Por Rodolfo Díaz Wright

Abdalá Bucaram, el inolvidable bufón ecuatoriano, fue elegido a la presidencia de su país el 7 de julio de 1966, con cerca de dos millones trescientos mil votos, algo así como el 55.0% del total de la votación.

Menos de seis meses después, fue destituido fulminantemente por el Congreso de Ecuador, por “Incapacidad Mental para Gobernar”. Se cuenta que lo último que se le ocurrió hacer, en uso de sus facultades constitucionales y legales, fue andarse con unas tijeras de podar, para cortarles el miembro a quienes descubriera orinándose en la calle. Todo esto, después de que la Fiscalía ecuatoriana lo pillara y denunciara, por complicidad en casos de corrupción, en la compra de insumos médicos con sobreprecios.

Winston Churchil, solía decir que “La democracia es la peor forma de gobierno, si exceptuamos todas las demás”. Así que, a pesar de ser tan mala, es mejor que todas y es la que permite que, en ocasiones, la mayoría se equivoque eligiendo a personajes que, mediante quién sabe que artes, tienen la habilidad de embaucar bobos y atrapar incautos,  que luego, por no aceptar su error, persistirán tercamente en defenderlos y hasta festejarlos, a pesar de su reconocida incompetencia o sus desvaríos y disparates.
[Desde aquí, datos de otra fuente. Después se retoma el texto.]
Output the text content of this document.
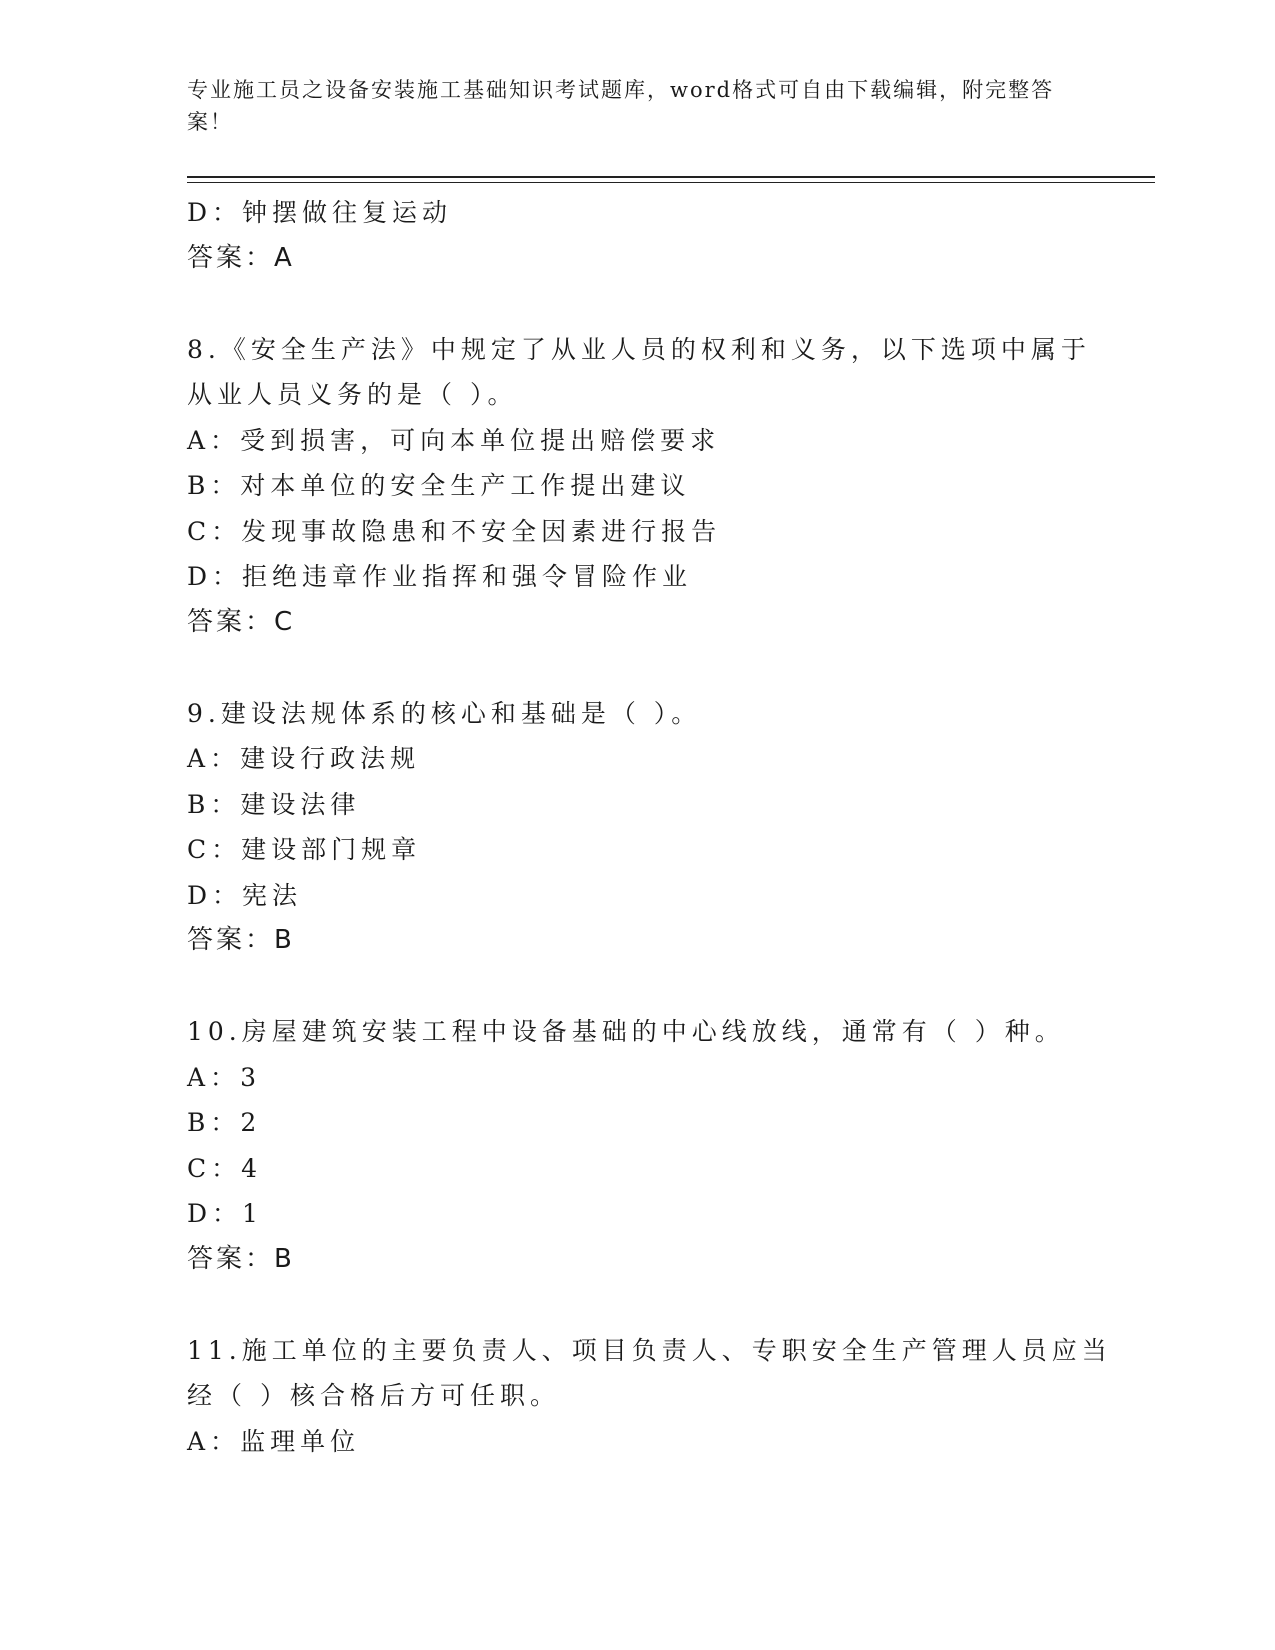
专业施工员之设备安装施工基础知识考试题库，word格式可自由下载编辑，附完整答案！
D：钟摆做往复运动
答案：A
8.《安全生产法》中规定了从业人员的权利和义务，以下选项中属于
从业人员义务的是（ ）。
A：受到损害，可向本单位提出赔偿要求
B：对本单位的安全生产工作提出建议
C：发现事故隐患和不安全因素进行报告
D：拒绝违章作业指挥和强令冒险作业
答案：C
9.建设法规体系的核心和基础是（ ）。
A：建设行政法规
B：建设法律
C：建设部门规章
D：宪法
答案：B
10.房屋建筑安装工程中设备基础的中心线放线，通常有（ ）种。
A：3
B：2
C：4
D：1
答案：B
11.施工单位的主要负责人、项目负责人、专职安全生产管理人员应当
经（ ）核合格后方可任职。
A：监理单位
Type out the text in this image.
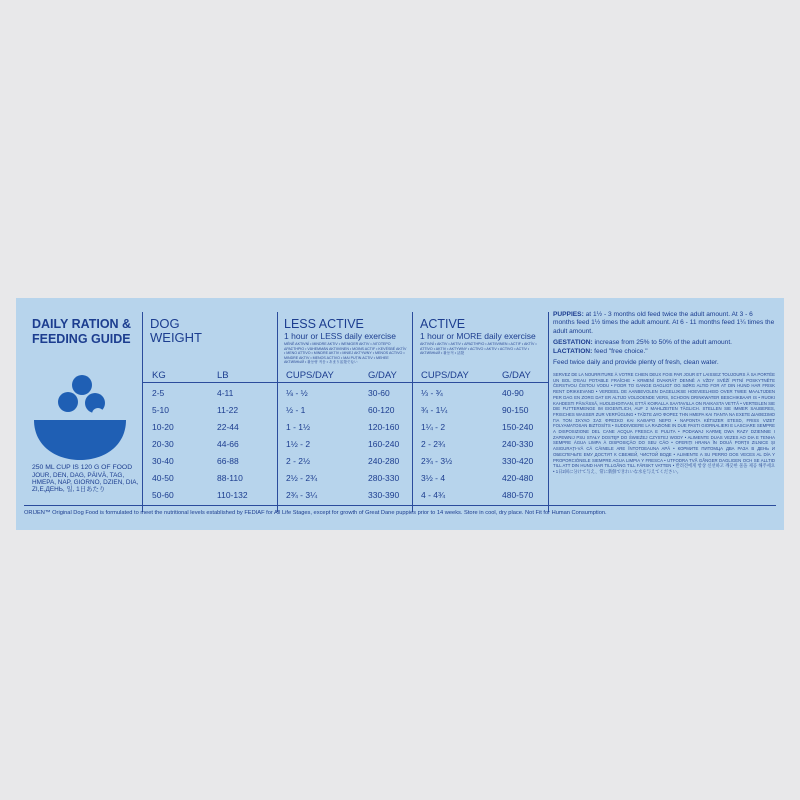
DAILY RATION &
FEEDING GUIDE
250 ML CUP IS 120 G OF FOOD
JOUR, DEN, DAG, PÄIVÄ, TAG, ΗΜΕΡΑ, NAP, GIORNO, DZIEN, DIA, ZI,E,ДЕНЬ, 일, 1日あたり
DOG
WEIGHT
LESS ACTIVE
1 hour or LESS daily exercise
MÉNĚ AKTIVNÍ • MINDRE AKTIV • WENIGER AKTIV • ΛΙΓΟΤΕΡΟ ΔΡΑΣΤΗΡΙΟ • VÄHEMMÄN AKTIIVINEN • MOINS ACTIF • KEVÉSBÉ AKTÍV • MENO ATTIVO • MINDRE AKTIV • MNIEJ AKTYWNY • MENOS ACTIVO • MINDRE AKTIV • MENOS ACTIVO • MAI PUȚIN ACTIV • МЕНЕЕ АКТИВНЫЙ • 활동량 적음 • あまり活発でない
ACTIVE
1 hour or MORE daily exercise
AKTIVNÍ • AKTIV • AKTIV • ΔΡΑΣΤΗΡΙΟ • AKTIIVINEN • ACTIF • AKTÍV • ATTIVO • AKTIV • AKTYWNY • ACTIVO • AKTIV • ACTIVO • ACTIV • АКТИВНЫЙ • 활동적 • 活発
KG	LB	CUPS/DAY	G/DAY	CUPS/DAY	G/DAY
2-5	4-11	⅛ - ½	30-60	⅓ - ¾	40-90
5-10	11-22	½ - 1	60-120	¾ - 1¼	90-150
10-20	22-44	1 - 1½	120-160	1¼ - 2	150-240
20-30	44-66	1½ - 2	160-240	2 - 2¾	240-330
30-40	66-88	2 - 2½	240-280	2¾ - 3½	330-420
40-50	88-110	2½ - 2¾	280-330	3½ - 4	420-480
50-60	110-132	2¾ - 3¼	330-390	4 - 4¾	480-570
PUPPIES: at 1½ - 3 months old feed twice the adult amount. At 3 - 6 months feed 1½ times the adult amount. At 6 - 11 months feed 1¼ times the adult amount.
GESTATION: increase from 25% to 50% of the adult amount.
LACTATION: feed "free choice."
Feed twice daily and provide plenty of fresh, clean water.
SERVEZ DE LA NOURRITURE À VOTRE CHIEN DEUX FOIS PAR JOUR ET LAISSEZ TOUJOURS À SA PORTÉE UN BOL D'EAU POTABLE FRAÎCHE • KRMENÍ DVAKRÁT DENNĚ A VŽDY SVĚŽÍ PITNÍ POSKYTNĚTE ČERSTVOU ČISTOU VODU • FODR TO GANGE DAGLIGT OG SØRG ALTID FOR AT DIN HUND HAR FRISK RENT DRIKKEVAND • VERDEEL DE AANBEVOLEN DAGELIJKSE HOEVEELHEID OVER TWEE MAALTIJDEN PER DAG EN ZORG DAT ER ALTIJD VOLDOENDE VERS, SCHOON DRINKWATER BESCHIKBAAR IS • RUOKI KAHDESTI PÄIVÄSSÄ, HUOLEHDITAAN, ETTÄ KOIRALLA SAATAVILLA ON RAIKASTA VETTÄ • VERTEILEN SIE DIE FUTTERMENGE IM EIGENTLICH, AUF 2 MAHLZEITEN TÄGLICH. STELLEN SIE IMMER SAUBERES, FRISCHES WASSER ZUR VERFÜGUNG • ΤΑΪΣΤΕ ΔΥΟ ΦΟΡΕΣ ΤΗΝ ΗΜΕΡΑ ΚΑΙ ΠΑΝΤΑ ΝΑ ΕΧΕΤΕ ΔΙΑΘΕΣΙΜΟ ΓΙΑ ΤΟΝ ΣΚΥΛΟ ΣΑΣ ΦΡΕΣΚΟ ΚΑΙ ΚΑΘΑΡΟ ΝΕΡΟ • NAPONTA KÉTSZER ETESD, FRISS VIZET FOLYAMATOSAN BIZTOSÍTS • SUDDIVIDERE LA RAZIONE IN DUE PASTI GIORNALIERI E LASCIARE SEMPRE A DISPOSIZIONE DEL CANE ACQUA FRESCA E PULITA • PODAWAJ KARMĘ DWA RAZY DZIENNIE I ZAPEWNIJ PSU STAŁY DOSTĘP DO ŚWIEŻEJ CZYSTEJ WODY • ALIMENTE DUAS VEZES AO DIA E TENHA SEMPRE ÁGUA LIMPA À DISPOSIÇÃO DO SEU CÃO • OFERIȚI HRANA ÎN DOUĂ PORȚII ZILNICE ȘI ASIGURAȚI-VĂ CĂ CÂINELE ARE ÎNTOTDEAUNA APĂ • КОРМИТЕ ПИТОМЦА ДВА РАЗА В ДЕНЬ И ОБЕСПЕЧЬТЕ ЕМУ ДОСТУП К СВЕЖЕЙ, ЧИСТОЙ ВОДЕ • ALIMENTE A SU PERRO DOS VECES AL DÍA Y PROPORCIÓNELE SIEMPRE AGUA LIMPIA Y FRESCA • UTFODRA TVÅ GÅNGER DAGLIGEN OCH SE ALLTID TILL ATT DIN HUND HAR TILLGÅNG TILL FÄRSKT VATTEN • 반려견에게 항상 신선하고 깨끗한 물을 제공 해주세요 • 1日2回に分けて与え、常に新鮮できれいな水を与えてください。
ORIJEN™ Original Dog Food is formulated to meet the nutritional levels established by FEDIAF for All Life Stages, except for growth of Great Dane puppies prior to 14 weeks. Store in cool, dry place. Not Fit for Human Consumption.
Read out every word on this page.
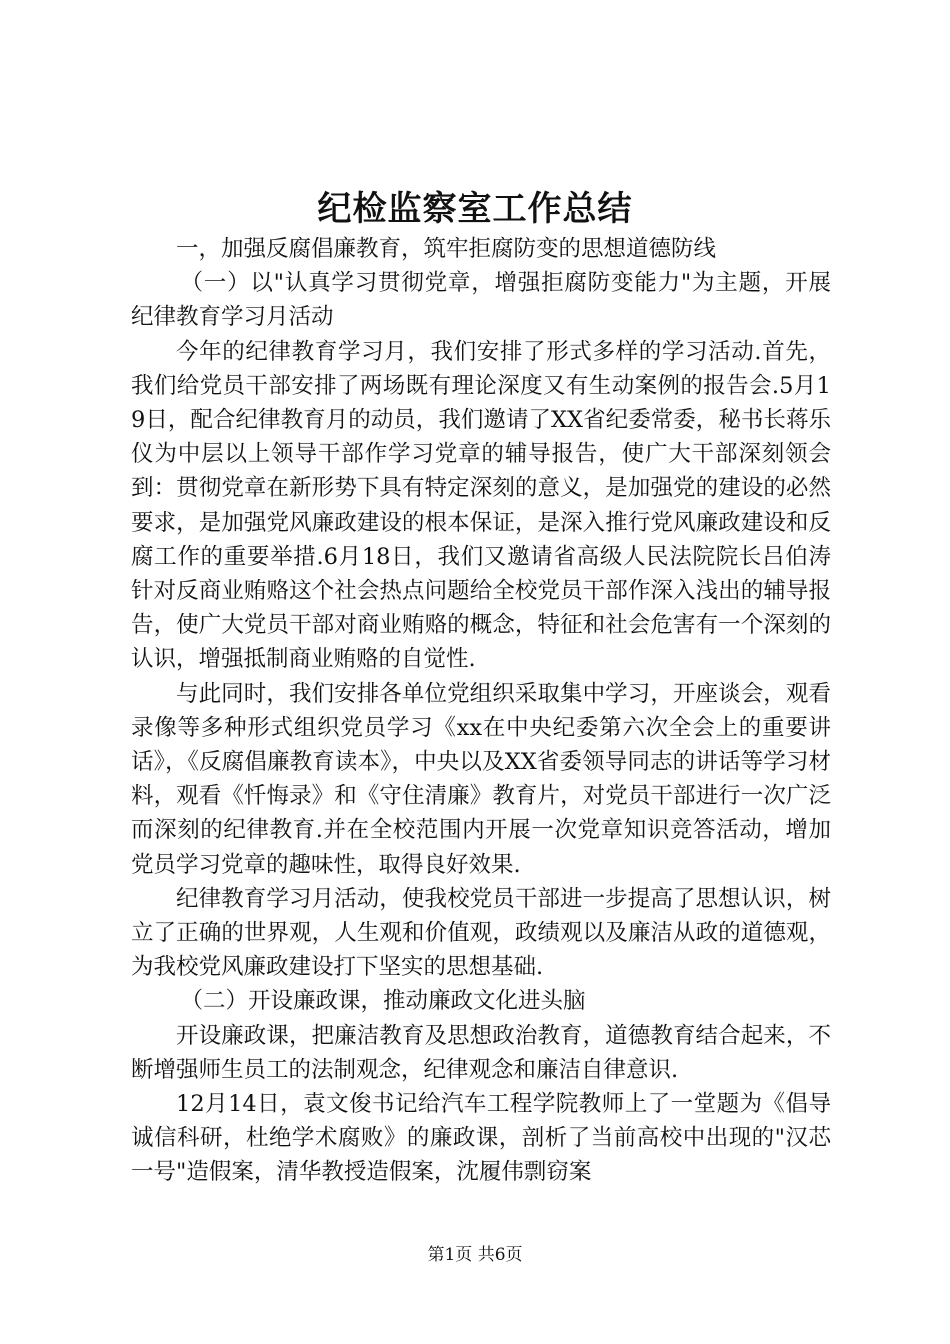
纪检监察室工作总结

一，加强反腐倡廉教育，筑牢拒腐防变的思想道德防线

（一）以"认真学习贯彻党章，增强拒腐防变能力"为主题，开展纪律教育学习月活动

今年的纪律教育学习月，我们安排了形式多样的学习活动.首先，我们给党员干部安排了两场既有理论深度又有生动案例的报告会.5月19日，配合纪律教育月的动员，我们邀请了XX省纪委常委，秘书长蒋乐仪为中层以上领导干部作学习党章的辅导报告，使广大干部深刻领会到：贯彻党章在新形势下具有特定深刻的意义，是加强党的建设的必然要求，是加强党风廉政建设的根本保证，是深入推行党风廉政建设和反腐工作的重要举措.6月18日，我们又邀请省高级人民法院院长吕伯涛针对反商业贿赂这个社会热点问题给全校党员干部作深入浅出的辅导报告，使广大党员干部对商业贿赂的概念，特征和社会危害有一个深刻的认识，增强抵制商业贿赂的自觉性.

与此同时，我们安排各单位党组织采取集中学习，开座谈会，观看录像等多种形式组织党员学习《xx在中央纪委第六次全会上的重要讲话》，《反腐倡廉教育读本》，中央以及XX省委领导同志的讲话等学习材料，观看《忏悔录》和《守住清廉》教育片，对党员干部进行一次广泛而深刻的纪律教育.并在全校范围内开展一次党章知识竞答活动，增加党员学习党章的趣味性，取得良好效果.

纪律教育学习月活动，使我校党员干部进一步提高了思想认识，树立了正确的世界观，人生观和价值观，政绩观以及廉洁从政的道德观，为我校党风廉政建设打下坚实的思想基础.

（二）开设廉政课，推动廉政文化进头脑

开设廉政课，把廉洁教育及思想政治教育，道德教育结合起来，不断增强师生员工的法制观念，纪律观念和廉洁自律意识.

12月14日，袁文俊书记给汽车工程学院教师上了一堂题为《倡导诚信科研，杜绝学术腐败》的廉政课，剖析了当前高校中出现的"汉芯一号"造假案，清华教授造假案，沈履伟剽窃案

第1页 共6页
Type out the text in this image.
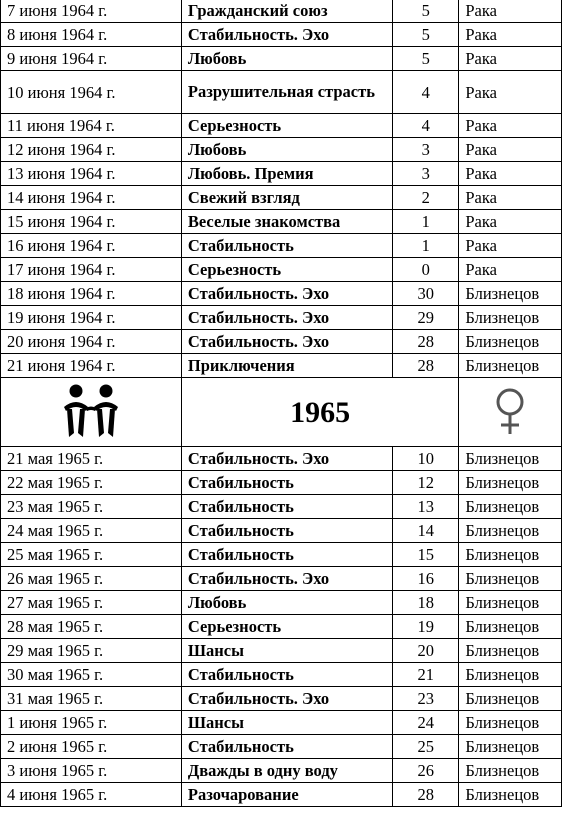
7 июня 1964 г.	Гражданский союз	5	Рака
8 июня 1964 г.	Стабильность. Эхо	5	Рака
9 июня 1964 г.	Любовь	5	Рака
10 июня 1964 г.	Разрушительная страсть	4	Рака
11 июня 1964 г.	Серьезность	4	Рака
12 июня 1964 г.	Любовь	3	Рака
13 июня 1964 г.	Любовь. Премия	3	Рака
14 июня 1964 г.	Свежий взгляд	2	Рака
15 июня 1964 г.	Веселые знакомства	1	Рака
16 июня 1964 г.	Стабильность	1	Рака
17 июня 1964 г.	Серьезность	0	Рака
18 июня 1964 г.	Стабильность. Эхо	30	Близнецов
19 июня 1964 г.	Стабильность. Эхо	29	Близнецов
20 июня 1964 г.	Стабильность. Эхо	28	Близнецов
21 июня 1964 г.	Приключения	28	Близнецов
	1965	
21 мая 1965 г.	Стабильность. Эхо	10	Близнецов
22 мая 1965 г.	Стабильность	12	Близнецов
23 мая 1965 г.	Стабильность	13	Близнецов
24 мая 1965 г.	Стабильность	14	Близнецов
25 мая 1965 г.	Стабильность	15	Близнецов
26 мая 1965 г.	Стабильность. Эхо	16	Близнецов
27 мая 1965 г.	Любовь	18	Близнецов
28 мая 1965 г.	Серьезность	19	Близнецов
29 мая 1965 г.	Шансы	20	Близнецов
30 мая 1965 г.	Стабильность	21	Близнецов
31 мая 1965 г.	Стабильность. Эхо	23	Близнецов
1 июня 1965 г.	Шансы	24	Близнецов
2 июня 1965 г.	Стабильность	25	Близнецов
3 июня 1965 г.	Дважды в одну воду	26	Близнецов
4 июня 1965 г.	Разочарование	28	Близнецов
Los recientes casos de gobernantes locos, como Adolf Hitler o Bucaram, no son únicos. Si revisamos con cuidado la historia nos encontraremos con  verdaderas sorpresas: El Emperador romano Calígula sádico y loco se recuerda por nombrar a su caballo, de nombre Incitatus, como sacerdote y senador. El Emperador de China Zhengde, ocupaba su tiempo más en jugar que en gobernar y murió ahogado tras acabar muy borracho durante un viaje de pesca. Justiniano II de bizancio, quien en medio de su locura,  solía morder  en la cabeza a quien trataba de calmarlo. Carlos VI de francia corría por su castillo aullando a sus subordinados creyéndose un lobo y el Rey Faruq de Egipto, quien además de loco era cleptómano y llegó en una ocasión a robarle un reloj al propio Winston Churchill, son apenas una muestra pequeña de lo que ha sido esta maldición para la humanidad.

La semana que termina fue pletórica de actuaciones díscolas de nuestro alcalde y, de alguna manera, sentimos ese aroma de déjà vu, de estar viviendo algo visto y padecido recurrentemente en los últimos tiempos: La ciudad a la deriva, sin planes, sin proyectos, sin soluciones, mientras el hambre, el desempleo, las necesidades y la amenaza de un regreso de la pandemia, campan por sus fueros, y el alcalde se dedica a jugar al payaso,  a picárselas de divertido y a reemplazar con artificios de cumbiamba y maneras afectadas, su falta de preparación y su notoria incapacidad, para asumir y mantener la compostura que la dignidad de su cargo exige.

El ser popular, el ser un funcionario humano y de buen humor, que se pone en contacto con sus gobernados, son cualidades apreciadas y necesarias en los líderes, para concitar la unidad y el apoyo de su gente. Eso, sin embargo, tiene sus momentos y está muy alejado de la chabacanería, del comportamiento guache y  de las formas sugestivas y grotescas, que anuncian un deseo continuo y exagerado de burla y de bufonada, para una ciudadanía que, si bien no votó por él, si tiene derecho a un mínimo de decoro y respeto de parte de la primera autoridad de la ciudad, quien además tiene el compromiso moral, de ser modelo y ejemplo para la sociedad.

Cuando estos comportamientos extraños, se convierten en el “leitmotiv” de un gobierno, cuando son el pan nuestro de cada día, nos asalta el temor de estar frente a otro cuadro histórico, de un gobernante perturbado y alucinado.

Como decía Plutarco. “Quién no puede disimular, que no gobierne”.